Enviada em 05/06/2022
A pandemia do coronavírus, que culminou em 2020, acarretou consequências econômicas, sociais e políticas diversas, dentre as quais está o avanço na difusão do negacionismo científico nas sociedades mundiais. Isso, porque a caracterização da ciência como algo distante da população comum, associado a um protagonismo político na difusão de teorias conspiratórias, tendenciam à descredibilização da ciência. Tal processo, por sua vez, contribui para uma desconfiança generalizada e efeitos na própria democracia. Portanto, é importante discutir a questão.

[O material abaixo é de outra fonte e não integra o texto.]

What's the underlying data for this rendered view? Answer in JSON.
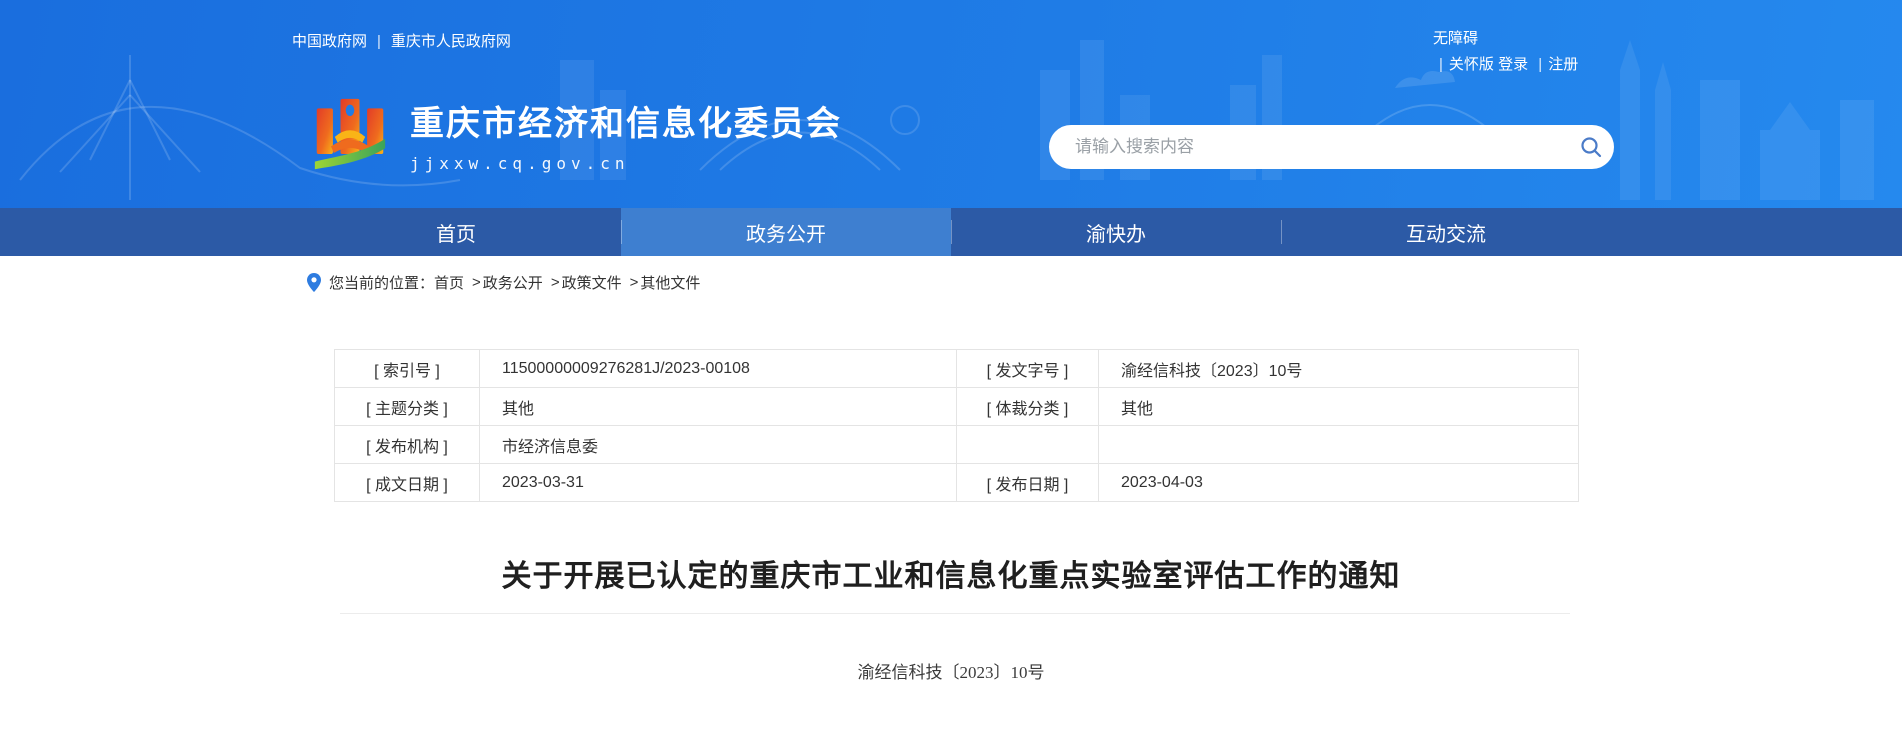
{
  "header": {
    "gov_links": [
      {
        "label": "中国政府网"
      },
      {
        "label": "重庆市人民政府网"
      }
    ],
    "link_divider": "|",
    "accessibility": "无障碍",
    "care_version": "关怀版",
    "login": "登录",
    "register": "注册",
    "site_name": "重庆市经济和信息化委员会",
    "site_domain": "jjxxw.cq.gov.cn",
    "search": {
      "placeholder": "请输入搜索内容",
      "icon": "search-icon"
    }
  },
  "nav": {
    "items": [
      {
        "label": "首页",
        "active": false
      },
      {
        "label": "政务公开",
        "active": true
      },
      {
        "label": "渝快办",
        "active": false
      },
      {
        "label": "互动交流",
        "active": false
      }
    ]
  },
  "breadcrumb": {
    "icon": "location-pin-icon",
    "label": "您当前的位置：",
    "separator": ">",
    "items": [
      {
        "label": "首页"
      },
      {
        "label": "政务公开"
      },
      {
        "label": "政策文件"
      },
      {
        "label": "其他文件"
      }
    ]
  },
  "meta_table": {
    "rows": [
      [
        {
          "label": "[ 索引号 ]",
          "value": "11500000009276281J/2023-00108"
        },
        {
          "label": "[ 发文字号 ]",
          "value": "渝经信科技〔2023〕10号"
        }
      ],
      [
        {
          "label": "[ 主题分类 ]",
          "value": "其他"
        },
        {
          "label": "[ 体裁分类 ]",
          "value": "其他"
        }
      ],
      [
        {
          "label": "[ 发布机构 ]",
          "value": "市经济信息委"
        },
        {
          "label": "",
          "value": ""
        }
      ],
      [
        {
          "label": "[ 成文日期 ]",
          "value": "2023-03-31"
        },
        {
          "label": "[ 发布日期 ]",
          "value": "2023-04-03"
        }
      ]
    ]
  },
  "document": {
    "title": "关于开展已认定的重庆市工业和信息化重点实验室评估工作的通知",
    "doc_number": "渝经信科技〔2023〕10号"
  },
  "colors": {
    "header_gradient_start": "#1a6ede",
    "header_gradient_end": "#2589ee",
    "nav_background": "#2c5aa6",
    "nav_active": "#3e7fd0",
    "accent_blue": "#2e7ce0",
    "table_border": "#e4e4e4",
    "text": "#333333"
  }
}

Em um primeiro aspecto de interesse para a discussão, vale afirmar que a ciência, uma vez considerada algo separado do cidadão comum, torna a dúvida acerca dela mais propícia. Nesse sentido, o pensador brasileiro Paulo Freire adverte para a necessidade de que o conhecimento se construa em comunidade, sem uma segregação e com a participação coletiva. Entretanto, quando ocorre o oposto - e a ciência se restringe a um grupo específico -, é natural o estranhamento ao desconhecido, bem como a inclinação em acreditar em discursos conspiratórios e infudados. Por isso, essa “elitização” da ciência põe-se como parte do problema.

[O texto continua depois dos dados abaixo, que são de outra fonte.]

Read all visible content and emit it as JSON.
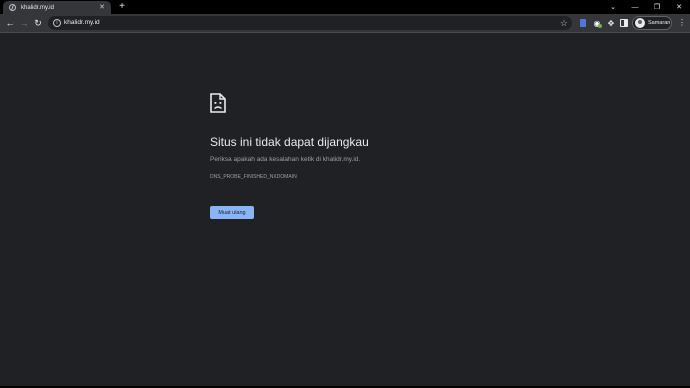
{
  "tab": {
    "title": "khalidr.my.id",
    "close": "✕"
  },
  "new_tab": "+",
  "window_controls": {
    "dropdown": "⌄",
    "minimize": "—",
    "restore": "❐",
    "close": "✕"
  },
  "toolbar": {
    "back": "←",
    "forward": "→",
    "reload": "↻",
    "menu": "⋮"
  },
  "omnibox": {
    "info": "i",
    "url": "khalidr.my.id",
    "star": "☆"
  },
  "extensions": {
    "puzzle": "✥"
  },
  "profile": {
    "label": "Samaran"
  },
  "error": {
    "icon": "sad-page-icon",
    "title": "Situs ini tidak dapat dijangkau",
    "description": "Periksa apakah ada kesalahan ketik di khalidr.my.id.",
    "code": "DNS_PROBE_FINISHED_NXDOMAIN",
    "reload_label": "Muat ulang"
  },
  "colors": {
    "background": "#202124",
    "toolbar": "#35363a",
    "tabstrip": "#000000",
    "accent": "#8ab4f8",
    "text_primary": "#e8eaed",
    "text_secondary": "#9aa0a6"
  }
}
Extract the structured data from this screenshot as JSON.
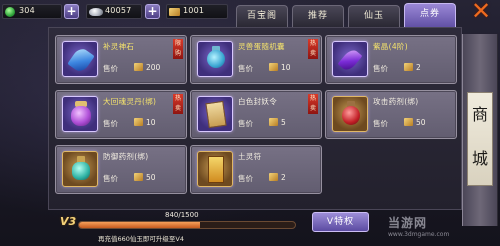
{
  "currency": [
    {
      "icon": "jade-icon",
      "value": "304"
    },
    {
      "icon": "silver-icon",
      "value": "40057"
    },
    {
      "icon": "ticket-icon",
      "value": "1001"
    }
  ],
  "tabs": [
    {
      "label": "百宝阁",
      "active": false
    },
    {
      "label": "推荐",
      "active": false
    },
    {
      "label": "仙玉",
      "active": false
    },
    {
      "label": "点券",
      "active": true
    }
  ],
  "side_banner": {
    "label": "商城"
  },
  "items": [
    {
      "name": "补灵神石",
      "price_label": "售价",
      "price": "200",
      "badge": "限购"
    },
    {
      "name": "灵兽蛋随机囊",
      "price_label": "售价",
      "price": "10",
      "badge": "热卖"
    },
    {
      "name": "紫晶(4阶)",
      "price_label": "售价",
      "price": "2",
      "badge": ""
    },
    {
      "name": "大回魂灵丹(绑)",
      "price_label": "售价",
      "price": "10",
      "badge": "热卖"
    },
    {
      "name": "白色封妖令",
      "price_label": "售价",
      "price": "5",
      "badge": "热卖"
    },
    {
      "name": "攻击药剂(绑)",
      "price_label": "售价",
      "price": "50",
      "badge": ""
    },
    {
      "name": "防御药剂(绑)",
      "price_label": "售价",
      "price": "50",
      "badge": ""
    },
    {
      "name": "土灵符",
      "price_label": "售价",
      "price": "2",
      "badge": ""
    }
  ],
  "vip": {
    "level_label": "V3",
    "progress_text": "840/1500",
    "progress_fraction": 0.56,
    "note": "再充值660仙玉即可升级至V4",
    "privilege_button": "V特权"
  },
  "watermark": {
    "text": "当游网",
    "sub": "www.3dmgame.com"
  }
}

Sob um segundo aspecto, é necessário avaliar como o protagonismo político influencia na fragilidade da ciência, e os impactos desta na democracia. Nesse tocante, o livro “A política em tempos de indignação”, de Daniel Innerarity, propõe que os discursos emocionais-populistas, os quais preenchem um “vazio” causado pela percepção das falhas da política e dos sistemas representativos, são muito eficientes em influenciar comportamentos dos cidadãos. Assim, é coerente que a difusão de ideias conspiratórias, com a descredibilização da ciência, também culminem em uma desconfiança acerca do regime democrático. A partir disso, passa a predominar a anti-ciência, além das declarações anti-democráticas.

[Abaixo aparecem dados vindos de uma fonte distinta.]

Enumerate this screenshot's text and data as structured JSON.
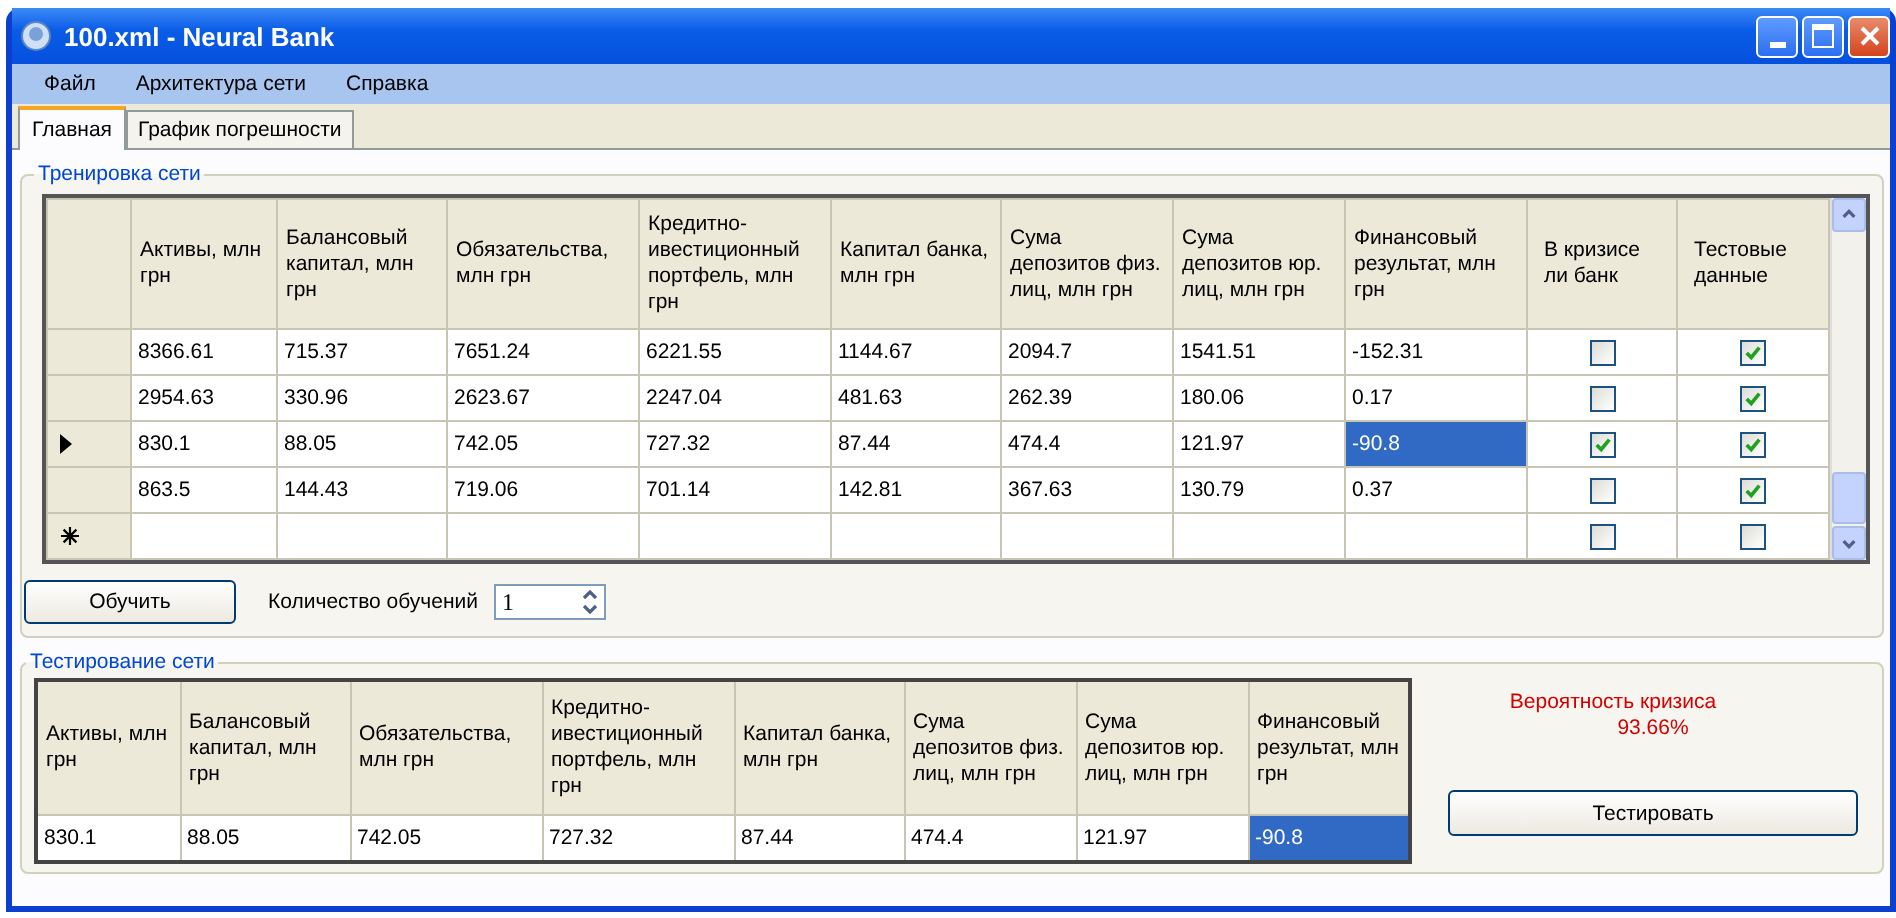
{
  "window": {
    "title": "100.xml - Neural Bank"
  },
  "menu": [
    "Файл",
    "Архитектура сети",
    "Справка"
  ],
  "tabs": [
    {
      "label": "Главная",
      "selected": true
    },
    {
      "label": "График погрешности",
      "selected": false
    }
  ],
  "training": {
    "title": "Тренировка сети",
    "columns": [
      "Активы, млн грн",
      "Балансовый капитал, млн грн",
      "Обязательства, млн грн",
      "Кредитно-ивестиционный портфель, млн грн",
      "Капитал банка, млн грн",
      "Сума депозитов физ. лиц, млн грн",
      "Сума депозитов юр. лиц, млн грн",
      "Финансовый результат, млн грн",
      "В кризисе ли банк",
      "Тестовые данные"
    ],
    "rows": [
      {
        "kind": "data",
        "current": false,
        "cells": [
          {
            "text": "8366.61",
            "selected": false
          },
          {
            "text": "715.37",
            "selected": false
          },
          {
            "text": "7651.24",
            "selected": false
          },
          {
            "text": "6221.55",
            "selected": false
          },
          {
            "text": "1144.67",
            "selected": false
          },
          {
            "text": "2094.7",
            "selected": false
          },
          {
            "text": "1541.51",
            "selected": false
          },
          {
            "text": "-152.31",
            "selected": false
          }
        ],
        "in_crisis": false,
        "test_data": true
      },
      {
        "kind": "data",
        "current": false,
        "cells": [
          {
            "text": "2954.63",
            "selected": false
          },
          {
            "text": "330.96",
            "selected": false
          },
          {
            "text": "2623.67",
            "selected": false
          },
          {
            "text": "2247.04",
            "selected": false
          },
          {
            "text": "481.63",
            "selected": false
          },
          {
            "text": "262.39",
            "selected": false
          },
          {
            "text": "180.06",
            "selected": false
          },
          {
            "text": "0.17",
            "selected": false
          }
        ],
        "in_crisis": false,
        "test_data": true
      },
      {
        "kind": "data",
        "current": true,
        "cells": [
          {
            "text": "830.1",
            "selected": false
          },
          {
            "text": "88.05",
            "selected": false
          },
          {
            "text": "742.05",
            "selected": false
          },
          {
            "text": "727.32",
            "selected": false
          },
          {
            "text": "87.44",
            "selected": false
          },
          {
            "text": "474.4",
            "selected": false
          },
          {
            "text": "121.97",
            "selected": false
          },
          {
            "text": "-90.8",
            "selected": true
          }
        ],
        "in_crisis": true,
        "test_data": true
      },
      {
        "kind": "data",
        "current": false,
        "cells": [
          {
            "text": "863.5",
            "selected": false
          },
          {
            "text": "144.43",
            "selected": false
          },
          {
            "text": "719.06",
            "selected": false
          },
          {
            "text": "701.14",
            "selected": false
          },
          {
            "text": "142.81",
            "selected": false
          },
          {
            "text": "367.63",
            "selected": false
          },
          {
            "text": "130.79",
            "selected": false
          },
          {
            "text": "0.37",
            "selected": false
          }
        ],
        "in_crisis": false,
        "test_data": true
      },
      {
        "kind": "new",
        "in_crisis": false,
        "test_data": false
      }
    ],
    "train_button": "Обучить",
    "count_label": "Количество обучений",
    "count_value": "1"
  },
  "testing": {
    "title": "Тестирование сети",
    "columns": [
      "Активы, млн грн",
      "Балансовый капитал, млн грн",
      "Обязательства, млн грн",
      "Кредитно-ивестиционный портфель, млн грн",
      "Капитал банка, млн грн",
      "Сума депозитов физ. лиц, млн грн",
      "Сума депозитов юр. лиц, млн грн",
      "Финансовый результат, млн грн"
    ],
    "cells": [
      {
        "text": "830.1",
        "selected": false
      },
      {
        "text": "88.05",
        "selected": false
      },
      {
        "text": "742.05",
        "selected": false
      },
      {
        "text": "727.32",
        "selected": false
      },
      {
        "text": "87.44",
        "selected": false
      },
      {
        "text": "474.4",
        "selected": false
      },
      {
        "text": "121.97",
        "selected": false
      },
      {
        "text": "-90.8",
        "selected": true
      }
    ],
    "probability_label": "Вероятность кризиса",
    "probability_value": "93.66%",
    "test_button": "Тестировать"
  }
}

À vista dos argumentos supracitados, é necessário o estabelecimento de medidas que abrandam o imbróglio. Para tanto, a comunidade científica deve, por meio de ferramentas digitais, disseminar informações sobre o assunto, de modo a “aproximar” a população do conhecimento, a fim de amadurecer seu pensamento crítico. Desse modo, o negacionismo científico poderia começar a perder força em meio às pessoas.